I have had some people ask me about where I stand as far as the people I associate with.
So I figured I would take a minute and let people know where I stand.
Alright, so it can be made clear, my first loyalty is to my family. I follow the morals and beliefs that I keep for myself and expect anyone who wears my collar to follow.
I know sometimes that not always expressed, and sometimes that gets a little lost in translation, but if it didn't then the world would be a perfect place and well it's not, but that's ok.
Now that we've got that out let me go real quick and say this: every one has a path in life, and when it comes to things regarding what clubs I choose to associate with, I have my reasons for being with each and every one of them. Many of us have our alliances, ask any OU fan about OSU and see what they have to say. I just want people to realize that we all have needs, and we should realize that we can't always get what we need from one place, hence Polyamory and the whole idea behind leather families.
Ok, first here's to any of the ones that question my loyalty to TDS, I have been with the club for 2 and half years. I have had good times as well as bad, but the group strives to reach out and educate, which I am totally for, as well as continuing many of the traditions of leather life. I also realize that some people wish that their lives not be made public, as do I respect people not sharing their real names ect, but it's not for me. I would like to see them make the effort to actually let people know we are out there, just like some people are scared of coming out about being gay, there are those that fear the idea that they might be sick just because they think about these things. We have so much involvement with other groups yet, we the most we offer to people who are curious is a website, and that usually only happens if you might happen across them outside of, well TDS. I know I heard the whole bit about "well if they want to they will find us", well I did some checking and most we are listed on quite a few list, but so are some of the other groups in the area. I know I was one of the ones that spoke out about not having the groups mix, and I stand by that. I think every one should be able to go where they want and ok so you may not be ok with what goes on, but what about the people who come out and don't want to deal with all the rules. I just want us to be able to say well if you don't really like us, maybe you should look into so and so, or check out this group, and let them make up there own minds.

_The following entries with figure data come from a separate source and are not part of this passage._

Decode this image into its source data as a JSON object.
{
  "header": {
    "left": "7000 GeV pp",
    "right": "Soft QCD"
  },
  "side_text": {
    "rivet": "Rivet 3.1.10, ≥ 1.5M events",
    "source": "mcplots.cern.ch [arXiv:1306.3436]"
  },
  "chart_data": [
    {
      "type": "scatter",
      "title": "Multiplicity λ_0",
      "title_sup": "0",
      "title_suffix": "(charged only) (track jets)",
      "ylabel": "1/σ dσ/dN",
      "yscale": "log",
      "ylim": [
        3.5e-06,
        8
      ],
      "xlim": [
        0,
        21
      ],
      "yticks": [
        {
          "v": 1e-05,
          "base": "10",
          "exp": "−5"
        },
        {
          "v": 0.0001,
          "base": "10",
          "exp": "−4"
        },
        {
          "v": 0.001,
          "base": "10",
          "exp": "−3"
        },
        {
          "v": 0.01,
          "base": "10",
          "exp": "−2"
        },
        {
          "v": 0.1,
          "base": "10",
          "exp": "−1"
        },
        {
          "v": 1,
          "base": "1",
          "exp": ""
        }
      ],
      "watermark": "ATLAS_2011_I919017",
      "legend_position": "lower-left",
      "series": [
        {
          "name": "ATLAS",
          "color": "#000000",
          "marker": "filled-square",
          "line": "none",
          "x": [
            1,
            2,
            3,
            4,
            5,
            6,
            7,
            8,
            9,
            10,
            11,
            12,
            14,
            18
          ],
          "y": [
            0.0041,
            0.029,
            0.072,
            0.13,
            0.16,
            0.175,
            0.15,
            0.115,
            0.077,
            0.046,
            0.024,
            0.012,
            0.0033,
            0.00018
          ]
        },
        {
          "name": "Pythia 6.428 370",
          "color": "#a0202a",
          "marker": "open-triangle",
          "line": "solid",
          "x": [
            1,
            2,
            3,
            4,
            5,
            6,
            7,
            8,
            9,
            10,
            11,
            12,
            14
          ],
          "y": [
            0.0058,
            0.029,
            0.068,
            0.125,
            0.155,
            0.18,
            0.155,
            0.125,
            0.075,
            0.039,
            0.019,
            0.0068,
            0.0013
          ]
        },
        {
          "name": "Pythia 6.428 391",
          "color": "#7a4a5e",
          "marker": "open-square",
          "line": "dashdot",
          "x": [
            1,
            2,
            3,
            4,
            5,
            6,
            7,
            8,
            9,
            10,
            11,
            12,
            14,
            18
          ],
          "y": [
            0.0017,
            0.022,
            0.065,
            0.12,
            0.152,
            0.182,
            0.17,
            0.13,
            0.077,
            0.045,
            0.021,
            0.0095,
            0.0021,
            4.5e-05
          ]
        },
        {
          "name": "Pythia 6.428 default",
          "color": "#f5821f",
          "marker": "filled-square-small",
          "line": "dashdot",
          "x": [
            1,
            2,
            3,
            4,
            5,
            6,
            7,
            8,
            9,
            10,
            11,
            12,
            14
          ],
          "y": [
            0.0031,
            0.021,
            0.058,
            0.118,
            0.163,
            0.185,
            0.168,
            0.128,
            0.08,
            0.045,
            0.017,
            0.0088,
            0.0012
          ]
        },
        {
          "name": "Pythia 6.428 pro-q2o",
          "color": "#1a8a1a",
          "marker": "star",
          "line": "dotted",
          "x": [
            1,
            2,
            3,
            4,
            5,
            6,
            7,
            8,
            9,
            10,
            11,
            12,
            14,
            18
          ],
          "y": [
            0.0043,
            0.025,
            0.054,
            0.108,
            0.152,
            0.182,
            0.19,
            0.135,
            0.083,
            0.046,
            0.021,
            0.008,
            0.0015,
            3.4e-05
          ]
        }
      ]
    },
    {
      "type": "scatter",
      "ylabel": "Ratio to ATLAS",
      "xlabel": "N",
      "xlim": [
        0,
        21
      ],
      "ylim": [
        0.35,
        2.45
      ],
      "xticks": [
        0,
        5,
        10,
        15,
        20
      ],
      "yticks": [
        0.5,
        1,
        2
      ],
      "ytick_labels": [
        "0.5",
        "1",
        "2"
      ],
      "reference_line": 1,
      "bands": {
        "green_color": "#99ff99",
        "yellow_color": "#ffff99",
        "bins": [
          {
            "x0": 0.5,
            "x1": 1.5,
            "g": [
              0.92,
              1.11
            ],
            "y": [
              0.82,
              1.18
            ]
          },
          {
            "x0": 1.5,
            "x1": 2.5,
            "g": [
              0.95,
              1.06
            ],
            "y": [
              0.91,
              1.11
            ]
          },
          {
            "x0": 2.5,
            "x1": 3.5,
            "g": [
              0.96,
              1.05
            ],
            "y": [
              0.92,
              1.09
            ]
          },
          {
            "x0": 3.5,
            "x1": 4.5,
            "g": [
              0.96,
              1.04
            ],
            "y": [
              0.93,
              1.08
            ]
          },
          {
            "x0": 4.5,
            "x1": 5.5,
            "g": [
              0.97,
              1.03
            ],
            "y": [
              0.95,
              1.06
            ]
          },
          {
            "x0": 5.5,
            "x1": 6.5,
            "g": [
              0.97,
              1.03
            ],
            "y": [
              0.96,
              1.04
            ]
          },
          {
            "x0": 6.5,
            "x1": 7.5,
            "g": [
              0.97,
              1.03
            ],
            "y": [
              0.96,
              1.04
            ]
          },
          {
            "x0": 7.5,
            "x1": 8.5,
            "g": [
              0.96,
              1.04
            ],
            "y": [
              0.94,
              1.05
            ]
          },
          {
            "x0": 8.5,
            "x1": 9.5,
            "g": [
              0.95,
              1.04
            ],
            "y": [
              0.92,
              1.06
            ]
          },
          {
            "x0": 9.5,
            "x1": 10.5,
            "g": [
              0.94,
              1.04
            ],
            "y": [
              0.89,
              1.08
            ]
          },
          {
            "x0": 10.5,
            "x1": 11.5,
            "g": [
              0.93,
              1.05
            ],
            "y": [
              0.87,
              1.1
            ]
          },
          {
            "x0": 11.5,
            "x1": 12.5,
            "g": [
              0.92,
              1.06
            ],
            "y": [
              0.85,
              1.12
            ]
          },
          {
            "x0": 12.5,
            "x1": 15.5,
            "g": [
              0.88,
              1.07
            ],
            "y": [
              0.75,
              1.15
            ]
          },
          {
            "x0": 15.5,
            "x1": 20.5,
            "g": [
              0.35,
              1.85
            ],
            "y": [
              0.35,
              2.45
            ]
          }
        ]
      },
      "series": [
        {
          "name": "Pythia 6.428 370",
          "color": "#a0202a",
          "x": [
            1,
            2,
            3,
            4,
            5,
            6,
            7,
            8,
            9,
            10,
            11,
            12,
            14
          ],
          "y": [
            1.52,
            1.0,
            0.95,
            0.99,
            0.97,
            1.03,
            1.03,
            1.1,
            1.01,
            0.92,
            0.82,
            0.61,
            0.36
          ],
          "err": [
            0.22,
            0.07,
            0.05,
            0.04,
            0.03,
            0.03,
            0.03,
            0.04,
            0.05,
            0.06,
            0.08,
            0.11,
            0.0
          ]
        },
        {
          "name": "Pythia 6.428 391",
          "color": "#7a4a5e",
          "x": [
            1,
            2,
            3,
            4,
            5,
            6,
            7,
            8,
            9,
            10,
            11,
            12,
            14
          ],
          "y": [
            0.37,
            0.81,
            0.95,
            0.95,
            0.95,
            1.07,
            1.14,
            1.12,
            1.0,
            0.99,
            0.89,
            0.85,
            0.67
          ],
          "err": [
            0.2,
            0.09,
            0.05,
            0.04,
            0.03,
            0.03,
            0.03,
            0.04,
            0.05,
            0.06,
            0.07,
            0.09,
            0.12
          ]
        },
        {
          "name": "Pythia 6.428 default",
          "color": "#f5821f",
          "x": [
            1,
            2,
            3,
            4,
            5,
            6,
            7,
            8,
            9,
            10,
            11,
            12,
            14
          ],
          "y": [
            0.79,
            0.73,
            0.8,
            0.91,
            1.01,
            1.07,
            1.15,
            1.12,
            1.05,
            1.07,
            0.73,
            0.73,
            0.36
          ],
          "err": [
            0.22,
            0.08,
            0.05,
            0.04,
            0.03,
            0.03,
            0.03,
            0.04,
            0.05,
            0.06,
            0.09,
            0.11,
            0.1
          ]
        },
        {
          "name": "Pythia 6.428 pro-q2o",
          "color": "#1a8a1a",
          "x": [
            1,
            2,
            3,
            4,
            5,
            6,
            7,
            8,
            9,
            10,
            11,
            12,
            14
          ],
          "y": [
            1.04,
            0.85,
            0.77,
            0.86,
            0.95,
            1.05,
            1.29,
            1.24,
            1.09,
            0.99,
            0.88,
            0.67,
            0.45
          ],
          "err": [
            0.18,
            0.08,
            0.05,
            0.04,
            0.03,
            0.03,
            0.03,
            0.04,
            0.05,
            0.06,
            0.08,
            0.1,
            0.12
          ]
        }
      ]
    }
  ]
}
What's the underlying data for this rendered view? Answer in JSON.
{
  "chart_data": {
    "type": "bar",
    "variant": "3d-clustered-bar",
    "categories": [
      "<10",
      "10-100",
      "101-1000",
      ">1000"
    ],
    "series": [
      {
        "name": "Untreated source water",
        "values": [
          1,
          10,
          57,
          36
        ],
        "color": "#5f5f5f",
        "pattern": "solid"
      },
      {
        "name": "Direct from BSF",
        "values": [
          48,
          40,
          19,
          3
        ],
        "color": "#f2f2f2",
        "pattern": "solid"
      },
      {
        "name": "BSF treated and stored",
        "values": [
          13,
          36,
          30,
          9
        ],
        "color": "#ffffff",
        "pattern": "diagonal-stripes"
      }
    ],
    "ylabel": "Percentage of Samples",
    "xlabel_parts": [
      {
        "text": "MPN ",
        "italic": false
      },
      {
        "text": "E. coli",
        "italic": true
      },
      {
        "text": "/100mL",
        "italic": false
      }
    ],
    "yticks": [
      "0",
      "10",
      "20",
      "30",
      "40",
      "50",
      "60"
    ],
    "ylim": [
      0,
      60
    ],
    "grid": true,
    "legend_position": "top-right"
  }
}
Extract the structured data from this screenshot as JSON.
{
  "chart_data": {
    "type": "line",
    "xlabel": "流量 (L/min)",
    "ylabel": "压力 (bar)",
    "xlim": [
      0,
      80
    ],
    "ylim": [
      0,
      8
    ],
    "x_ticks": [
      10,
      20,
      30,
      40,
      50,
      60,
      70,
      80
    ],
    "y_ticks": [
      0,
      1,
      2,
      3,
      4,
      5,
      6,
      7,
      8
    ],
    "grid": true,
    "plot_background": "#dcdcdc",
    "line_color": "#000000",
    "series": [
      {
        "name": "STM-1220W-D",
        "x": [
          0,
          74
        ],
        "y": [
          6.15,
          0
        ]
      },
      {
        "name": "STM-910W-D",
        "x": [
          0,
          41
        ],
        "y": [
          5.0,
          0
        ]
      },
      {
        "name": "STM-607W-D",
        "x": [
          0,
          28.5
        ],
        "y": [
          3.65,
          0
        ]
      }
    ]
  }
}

Now for anyone who wants to criticize my choice of be a part of O.F.F. I know that some people have had some pretty bad things to say about them, and well I can understand why they would think so badly of them. I had my own ideas about them, and well I admit that I was wrong to really make an opinion about them without getting all the facts. Ok so they drink at parties, and, let see a show of hands for anyone who's gone to the bar and drank and then done some kinky shit. Knife play, a little rope, anything? Well, Ok then. Now I realize that it takes a little more patience with them since not everyone that comes to these parties has been informed of the official rules of conduct, but hell that can happen anywhere. We were all new once, and mistakes happen. Plus not everyone has the same level of morals that we have, and lets be fair, some of us have done something that we wouldn't do now. That the whole reason we take people under our wings to try and guide them, and teach them our ways so that they're not lost.
People let a few bad apples that are involved speak for every one in the group without learning about the people themselves. I am not known for being a likable person, but get to know me, and well you will find out there more to me than the surface image. There are people in both groups, that I could say are good or bad, or even the ones like me that are viewed as both depending on who you ask. But I align myself with the people that I relate to, and let the others been seen for what they are.
I guess what I'm trying to say is this, don't bad mouth the group, talk about the person, and please make it point not to bad mouth them. Talk about them to someone in a form that expresses your opinion and state that as such. "Their kink is not my kink, but that's ok" should relate to more then just whether we like whips, floggers, or chains, but that we except the person for being what they are, an individual.